Overcoming resistance to electric vehicles by encouraging test drives.
Making it easier for companies to build chargers — and harder not to.
Removing petrol and diesel cars from London as soon as possible.
Lobbying for the reinstatement of electric vehicle subsidies.
Growing the second-hand market to make electric cars more affordable."
Source: https://www.standard.co.uk/optimist/plug-it-in/plu...
The biggest obstacle to me seems to be the patchwork of boroughs, all with different levels of competence and will to install chargers. I used to live in Southwark - there was loads of lampost chargers popping up nearby. I could imagine owning an EV there. Now I live in Haringey - the situation is far, far worse. There's no way I'm buying an EV when the ratio of public chargers to cars near me is about 500:1. The council are installing a handful of chargers each year - but there's 270,000 people in the borough.
You can draw a pretty good map of London boroughs just by tracing around the bits with dense charger networks. That's obviously a political failing. It's ridiculous since living in inner London means being subjected to worse air quality - if anyone should be doing everything possible to reduce the number of ICE cars on the roads, it's us.
The only people who park outside my house on a regular basis are either me or my immediate neighbours. If the council were forward thinking they'd allow people in terraced houses to fund pavement gulleys and private chargers - that would reduce the number of cars needing to regularly use public infrastructure. I could imagine sharing it with a few of my neighbours as well.
You can draw a pretty good map of London boroughs just by tracing around the bits with dense charger networks. That's obviously a political failing. It's ridiculous since living in inner London means being subjected to worse air quality - if anyone should be doing everything possible to reduce the number of ICE cars on the roads, it's us.

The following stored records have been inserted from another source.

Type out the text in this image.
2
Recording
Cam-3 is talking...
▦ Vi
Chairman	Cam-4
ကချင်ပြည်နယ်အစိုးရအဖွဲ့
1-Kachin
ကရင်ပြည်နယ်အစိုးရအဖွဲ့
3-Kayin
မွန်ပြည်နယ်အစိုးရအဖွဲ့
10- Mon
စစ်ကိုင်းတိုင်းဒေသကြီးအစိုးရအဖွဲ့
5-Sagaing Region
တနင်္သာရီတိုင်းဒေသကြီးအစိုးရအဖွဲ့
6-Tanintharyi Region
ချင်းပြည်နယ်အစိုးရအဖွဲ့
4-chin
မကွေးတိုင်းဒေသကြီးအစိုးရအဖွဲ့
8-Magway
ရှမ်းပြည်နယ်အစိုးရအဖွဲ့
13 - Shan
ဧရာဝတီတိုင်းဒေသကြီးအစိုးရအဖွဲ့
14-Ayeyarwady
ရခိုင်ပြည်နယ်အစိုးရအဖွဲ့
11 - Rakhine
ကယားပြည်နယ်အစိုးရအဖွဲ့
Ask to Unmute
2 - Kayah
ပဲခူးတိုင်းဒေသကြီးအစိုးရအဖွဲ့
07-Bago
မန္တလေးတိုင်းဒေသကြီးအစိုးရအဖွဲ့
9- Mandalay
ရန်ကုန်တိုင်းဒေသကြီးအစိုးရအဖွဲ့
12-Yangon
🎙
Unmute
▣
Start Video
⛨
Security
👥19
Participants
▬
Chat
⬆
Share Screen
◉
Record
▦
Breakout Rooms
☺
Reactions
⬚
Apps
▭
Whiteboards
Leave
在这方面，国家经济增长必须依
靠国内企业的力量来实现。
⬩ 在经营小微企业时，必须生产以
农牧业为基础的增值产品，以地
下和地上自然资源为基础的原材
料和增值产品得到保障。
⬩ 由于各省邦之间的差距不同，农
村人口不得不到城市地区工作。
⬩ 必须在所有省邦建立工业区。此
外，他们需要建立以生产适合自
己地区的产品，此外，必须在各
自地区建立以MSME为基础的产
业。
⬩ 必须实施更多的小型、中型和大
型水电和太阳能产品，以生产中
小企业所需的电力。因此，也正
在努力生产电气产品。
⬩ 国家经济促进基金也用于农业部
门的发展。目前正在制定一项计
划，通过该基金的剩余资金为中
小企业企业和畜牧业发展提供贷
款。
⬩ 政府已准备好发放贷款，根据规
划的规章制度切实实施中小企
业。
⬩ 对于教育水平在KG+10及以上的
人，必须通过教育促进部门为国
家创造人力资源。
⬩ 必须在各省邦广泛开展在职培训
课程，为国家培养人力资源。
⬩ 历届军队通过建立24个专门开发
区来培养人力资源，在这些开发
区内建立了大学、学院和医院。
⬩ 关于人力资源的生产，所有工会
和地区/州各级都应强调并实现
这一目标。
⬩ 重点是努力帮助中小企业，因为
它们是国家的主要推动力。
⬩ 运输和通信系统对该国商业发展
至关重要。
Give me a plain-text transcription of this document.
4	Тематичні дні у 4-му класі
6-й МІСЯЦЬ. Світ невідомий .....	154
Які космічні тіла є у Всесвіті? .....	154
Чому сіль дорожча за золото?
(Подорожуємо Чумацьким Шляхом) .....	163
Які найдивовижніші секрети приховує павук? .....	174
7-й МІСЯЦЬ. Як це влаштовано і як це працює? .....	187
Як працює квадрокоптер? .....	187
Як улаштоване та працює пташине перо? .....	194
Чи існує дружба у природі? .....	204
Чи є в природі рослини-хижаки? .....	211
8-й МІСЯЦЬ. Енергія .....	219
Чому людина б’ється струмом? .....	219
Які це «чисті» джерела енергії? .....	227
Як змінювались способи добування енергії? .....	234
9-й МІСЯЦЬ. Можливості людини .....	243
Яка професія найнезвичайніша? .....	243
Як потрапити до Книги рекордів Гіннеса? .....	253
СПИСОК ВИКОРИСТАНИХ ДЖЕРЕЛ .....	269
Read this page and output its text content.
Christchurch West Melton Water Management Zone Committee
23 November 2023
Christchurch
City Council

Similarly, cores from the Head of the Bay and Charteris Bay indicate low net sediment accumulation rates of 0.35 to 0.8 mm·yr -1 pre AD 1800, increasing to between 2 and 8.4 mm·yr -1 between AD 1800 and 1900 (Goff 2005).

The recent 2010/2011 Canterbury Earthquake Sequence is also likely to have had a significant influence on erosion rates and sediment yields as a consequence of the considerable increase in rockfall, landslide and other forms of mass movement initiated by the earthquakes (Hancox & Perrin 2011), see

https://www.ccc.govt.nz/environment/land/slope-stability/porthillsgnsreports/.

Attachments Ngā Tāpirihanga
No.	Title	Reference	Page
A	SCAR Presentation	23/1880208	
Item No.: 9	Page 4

The only people who park outside my house on a regular basis are either me or my immediate neighbours. If the council were forward thinking they'd allow people in terraced houses to fund pavement gulleys and private chargers - that would reduce the number of cars needing to regularly use public infrastructure. I could imagine sharing it with a few of my neighbours as well.
But all this 'make installing chargers easier' talk flies in the face of implementing VxG, which pretty much implies restricting the choice of chargers etc.
A lot of the other stuff costs money, and there is a limit to how much subsidy people want to throw at the relatively wealthy people who can afford an EV.
The other thing is, even if all IC cars get replaced by EVs, the traffic and congestion problems remain.
A lot of the other stuff costs money, and there is a limit to how much subsidy people want to throw at the relatively wealthy people who can afford an EV.
The other thing is, even if all IC cars get replaced by EVs, the traffic and congestion problems remain.
Most of those are carrots for the EV owner/potential buyer, which will cost someone who isn’t the EV owner/potential buyer money. The trick isn’t to come up with the list - it’s to pressure the affected parties to give up their cash to make them work.
The one point about removing petrol and diesel cars is a stick. That ought to follow as a natural consequence of the carrots working. It looks a bit incongruous.
There are a lot of petrol stations in London. It would cost a pretty penny to convert all of them to EV charging stations, I’d imagine.
The one point about removing petrol and diesel cars is a stick. That ought to follow as a natural consequence of the carrots working. It looks a bit incongruous.
There are a lot of petrol stations in London. It would cost a pretty penny to convert all of them to EV charging stations, I’d imagine.